In an interview with Consumer Reports, when asked about the possibility of Amazon doing a tablet, he replied, "stay tuned."

Bezos also said that if Amazon were to do a tablet, it wouldn't replace the Kindle but be sold alongside it. That seems rather obvious, but that he was even talking hypothetically about such a scenario strongly indicates that a tablet is coming' it's only a matter of when, what size it will be, and how much it will cost.

Earlier this month, Taiwan-based Digitimes reported that notebook maker Quanta Computer had received OEM orders from Amazon for a "reported tablet PC," and that it would start shipping that product as soon as the "second half of this year."

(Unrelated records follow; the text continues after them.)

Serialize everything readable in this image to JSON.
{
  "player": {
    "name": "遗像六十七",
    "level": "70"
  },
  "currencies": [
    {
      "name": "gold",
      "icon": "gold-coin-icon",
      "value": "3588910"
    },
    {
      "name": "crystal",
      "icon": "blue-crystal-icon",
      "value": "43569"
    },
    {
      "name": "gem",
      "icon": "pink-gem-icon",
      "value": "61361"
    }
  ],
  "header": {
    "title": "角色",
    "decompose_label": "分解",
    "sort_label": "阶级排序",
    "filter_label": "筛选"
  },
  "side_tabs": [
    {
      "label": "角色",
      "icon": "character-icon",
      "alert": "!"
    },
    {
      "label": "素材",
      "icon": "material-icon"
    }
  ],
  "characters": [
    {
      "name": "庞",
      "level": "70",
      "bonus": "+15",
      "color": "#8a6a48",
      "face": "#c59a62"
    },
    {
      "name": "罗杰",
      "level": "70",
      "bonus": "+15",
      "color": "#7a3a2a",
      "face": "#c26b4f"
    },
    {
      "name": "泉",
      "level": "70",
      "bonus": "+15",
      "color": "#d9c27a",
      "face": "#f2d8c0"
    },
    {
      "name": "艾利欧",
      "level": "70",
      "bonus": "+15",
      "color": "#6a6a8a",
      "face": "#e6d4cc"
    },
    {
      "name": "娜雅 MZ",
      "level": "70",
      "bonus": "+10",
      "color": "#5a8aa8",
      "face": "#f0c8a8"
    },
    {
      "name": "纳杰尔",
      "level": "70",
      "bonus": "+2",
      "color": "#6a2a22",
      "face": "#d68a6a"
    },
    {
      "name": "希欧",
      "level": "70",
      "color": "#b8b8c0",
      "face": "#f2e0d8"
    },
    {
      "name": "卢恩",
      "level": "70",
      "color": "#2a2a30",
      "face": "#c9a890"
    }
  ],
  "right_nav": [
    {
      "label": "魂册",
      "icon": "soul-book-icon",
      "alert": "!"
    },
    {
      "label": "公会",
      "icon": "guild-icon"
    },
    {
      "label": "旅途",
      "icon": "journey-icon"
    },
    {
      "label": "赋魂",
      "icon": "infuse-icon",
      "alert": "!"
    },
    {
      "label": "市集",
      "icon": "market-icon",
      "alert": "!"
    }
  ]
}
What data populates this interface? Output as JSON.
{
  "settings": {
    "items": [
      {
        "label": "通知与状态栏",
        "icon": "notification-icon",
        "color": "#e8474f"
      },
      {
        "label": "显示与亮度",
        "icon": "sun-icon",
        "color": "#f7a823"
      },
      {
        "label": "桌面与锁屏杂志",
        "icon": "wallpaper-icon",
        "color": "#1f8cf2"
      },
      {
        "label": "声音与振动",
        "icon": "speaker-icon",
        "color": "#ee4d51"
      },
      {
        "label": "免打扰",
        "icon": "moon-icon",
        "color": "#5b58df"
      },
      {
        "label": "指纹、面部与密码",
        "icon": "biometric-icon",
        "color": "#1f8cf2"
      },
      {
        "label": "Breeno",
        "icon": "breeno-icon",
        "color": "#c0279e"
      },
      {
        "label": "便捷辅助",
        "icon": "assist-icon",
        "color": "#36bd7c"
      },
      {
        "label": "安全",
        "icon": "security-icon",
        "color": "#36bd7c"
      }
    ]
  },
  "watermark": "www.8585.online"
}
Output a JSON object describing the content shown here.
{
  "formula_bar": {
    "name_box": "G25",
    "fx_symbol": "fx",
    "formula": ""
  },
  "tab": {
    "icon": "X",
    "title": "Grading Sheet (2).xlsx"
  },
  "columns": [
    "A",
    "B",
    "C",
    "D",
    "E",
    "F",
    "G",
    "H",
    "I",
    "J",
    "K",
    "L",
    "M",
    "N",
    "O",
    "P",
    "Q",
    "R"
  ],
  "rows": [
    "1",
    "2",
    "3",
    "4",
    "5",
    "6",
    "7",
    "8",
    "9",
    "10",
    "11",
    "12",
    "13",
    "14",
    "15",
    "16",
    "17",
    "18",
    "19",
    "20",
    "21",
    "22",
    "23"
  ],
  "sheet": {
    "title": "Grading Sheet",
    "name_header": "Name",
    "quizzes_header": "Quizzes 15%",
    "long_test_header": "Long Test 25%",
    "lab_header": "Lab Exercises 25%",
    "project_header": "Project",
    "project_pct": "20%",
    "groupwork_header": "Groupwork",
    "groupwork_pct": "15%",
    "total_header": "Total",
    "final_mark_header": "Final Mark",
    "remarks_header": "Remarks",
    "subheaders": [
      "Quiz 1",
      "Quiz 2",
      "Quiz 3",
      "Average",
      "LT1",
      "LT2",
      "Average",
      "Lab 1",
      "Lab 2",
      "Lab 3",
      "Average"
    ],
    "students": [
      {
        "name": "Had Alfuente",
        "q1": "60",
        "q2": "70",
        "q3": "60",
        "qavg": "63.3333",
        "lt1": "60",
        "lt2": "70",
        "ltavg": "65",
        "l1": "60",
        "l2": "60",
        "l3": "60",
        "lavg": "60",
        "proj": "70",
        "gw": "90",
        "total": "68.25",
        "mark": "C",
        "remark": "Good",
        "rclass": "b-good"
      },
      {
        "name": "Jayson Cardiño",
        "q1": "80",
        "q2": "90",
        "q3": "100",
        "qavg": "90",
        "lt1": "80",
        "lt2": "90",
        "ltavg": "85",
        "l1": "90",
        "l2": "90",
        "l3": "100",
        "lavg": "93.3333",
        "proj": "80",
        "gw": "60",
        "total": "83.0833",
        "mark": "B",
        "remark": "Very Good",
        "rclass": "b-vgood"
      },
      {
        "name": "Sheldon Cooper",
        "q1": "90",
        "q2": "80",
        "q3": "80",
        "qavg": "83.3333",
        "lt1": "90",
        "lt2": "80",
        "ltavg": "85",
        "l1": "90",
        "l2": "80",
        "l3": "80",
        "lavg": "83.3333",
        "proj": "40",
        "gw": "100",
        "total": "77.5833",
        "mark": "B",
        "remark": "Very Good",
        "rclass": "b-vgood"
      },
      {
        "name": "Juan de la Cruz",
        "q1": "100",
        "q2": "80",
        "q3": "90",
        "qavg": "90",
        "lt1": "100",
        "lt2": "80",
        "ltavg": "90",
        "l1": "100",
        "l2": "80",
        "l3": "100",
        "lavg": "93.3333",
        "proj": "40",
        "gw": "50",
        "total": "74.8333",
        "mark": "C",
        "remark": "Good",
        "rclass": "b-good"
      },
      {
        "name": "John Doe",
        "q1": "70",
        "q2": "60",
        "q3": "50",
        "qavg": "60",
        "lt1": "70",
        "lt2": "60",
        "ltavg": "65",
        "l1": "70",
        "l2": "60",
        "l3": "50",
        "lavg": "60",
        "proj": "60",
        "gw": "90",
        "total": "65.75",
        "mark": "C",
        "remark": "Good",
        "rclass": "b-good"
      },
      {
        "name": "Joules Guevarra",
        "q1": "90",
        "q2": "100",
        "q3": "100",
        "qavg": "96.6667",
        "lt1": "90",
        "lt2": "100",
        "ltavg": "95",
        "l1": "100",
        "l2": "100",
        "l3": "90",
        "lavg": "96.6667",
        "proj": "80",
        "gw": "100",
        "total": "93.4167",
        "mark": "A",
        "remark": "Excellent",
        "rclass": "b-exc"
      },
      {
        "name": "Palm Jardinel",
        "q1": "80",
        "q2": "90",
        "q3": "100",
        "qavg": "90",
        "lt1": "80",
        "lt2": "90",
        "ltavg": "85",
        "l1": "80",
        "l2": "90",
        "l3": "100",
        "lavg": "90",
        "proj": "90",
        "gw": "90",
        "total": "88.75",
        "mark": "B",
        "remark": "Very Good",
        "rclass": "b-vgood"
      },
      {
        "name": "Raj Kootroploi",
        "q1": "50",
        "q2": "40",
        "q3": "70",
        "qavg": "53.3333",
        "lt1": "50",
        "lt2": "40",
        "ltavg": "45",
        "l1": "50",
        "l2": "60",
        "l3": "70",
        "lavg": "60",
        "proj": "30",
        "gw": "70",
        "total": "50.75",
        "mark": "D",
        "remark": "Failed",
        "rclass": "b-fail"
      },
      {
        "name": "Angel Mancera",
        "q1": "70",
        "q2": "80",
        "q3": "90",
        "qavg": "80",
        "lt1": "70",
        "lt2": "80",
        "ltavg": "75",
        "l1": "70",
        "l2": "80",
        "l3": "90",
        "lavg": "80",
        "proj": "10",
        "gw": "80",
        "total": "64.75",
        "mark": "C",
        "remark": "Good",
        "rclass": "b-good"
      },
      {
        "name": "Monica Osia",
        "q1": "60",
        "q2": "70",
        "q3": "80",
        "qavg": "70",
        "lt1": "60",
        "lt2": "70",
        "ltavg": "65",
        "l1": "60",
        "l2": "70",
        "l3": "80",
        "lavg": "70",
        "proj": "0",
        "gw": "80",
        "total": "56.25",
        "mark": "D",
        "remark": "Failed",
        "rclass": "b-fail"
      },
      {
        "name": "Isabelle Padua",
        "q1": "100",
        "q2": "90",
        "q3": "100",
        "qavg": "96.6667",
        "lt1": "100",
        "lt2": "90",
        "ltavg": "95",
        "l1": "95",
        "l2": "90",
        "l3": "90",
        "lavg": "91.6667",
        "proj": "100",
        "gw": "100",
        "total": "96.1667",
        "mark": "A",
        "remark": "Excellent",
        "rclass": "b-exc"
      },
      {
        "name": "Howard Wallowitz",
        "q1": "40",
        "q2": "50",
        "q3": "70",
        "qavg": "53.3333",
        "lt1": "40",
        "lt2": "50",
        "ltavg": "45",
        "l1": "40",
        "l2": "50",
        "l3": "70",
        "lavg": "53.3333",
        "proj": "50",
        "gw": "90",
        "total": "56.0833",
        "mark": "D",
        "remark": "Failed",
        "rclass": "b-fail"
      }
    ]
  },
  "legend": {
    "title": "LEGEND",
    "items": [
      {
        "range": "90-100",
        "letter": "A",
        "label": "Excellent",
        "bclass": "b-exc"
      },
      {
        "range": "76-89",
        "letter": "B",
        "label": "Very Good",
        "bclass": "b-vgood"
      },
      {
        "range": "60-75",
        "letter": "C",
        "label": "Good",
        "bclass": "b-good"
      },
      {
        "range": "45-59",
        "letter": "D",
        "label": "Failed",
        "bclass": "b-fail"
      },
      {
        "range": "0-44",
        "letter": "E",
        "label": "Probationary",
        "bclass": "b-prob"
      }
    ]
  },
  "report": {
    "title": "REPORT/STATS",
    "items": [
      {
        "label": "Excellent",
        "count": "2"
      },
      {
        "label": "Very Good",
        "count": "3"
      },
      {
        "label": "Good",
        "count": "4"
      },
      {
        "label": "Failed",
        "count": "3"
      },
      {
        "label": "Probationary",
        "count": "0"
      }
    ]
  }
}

The tablet will almost assuredly have a color LCD, a fact that Bezos also hinted at in his conversation with Consumer Reports. He said that color e-ink "is not ready for prime time...the colors are very pale" (we agree) but "it makes a lot of sense for there to be a low-power, reflective color display. I think that's something you could build a fantastic product around."

Ironically, E Ink, the company behind the monochrome e-ink displays in the Kindle and other e-readers, has a subsidiary called Hydis that makes LCD displays with Fringe Field Switching (FFS) technology that improves the color gamut and viewing angles. The Nook Color and Samsung Galaxy Tab reportedly have these FFS screens and the new Amazon tablet probably will, too.

We have a hunch Amazon wouldn't call this potential new tablet the Kindle Color (or Kindle Kolor). Instead, it would keep its dedicated e-reader brand separate from a multipurpose tablet and obviously hitch that tablet's wagon to its recently launched Appstore for Android. As it stands, Amazon invested too much brand messaging and ad dollars into the notion of an e-reader that is lightweight, can be viewed in direct sunlight, and has long battery life. An LCD-based Android tablet would have to be marketed differently.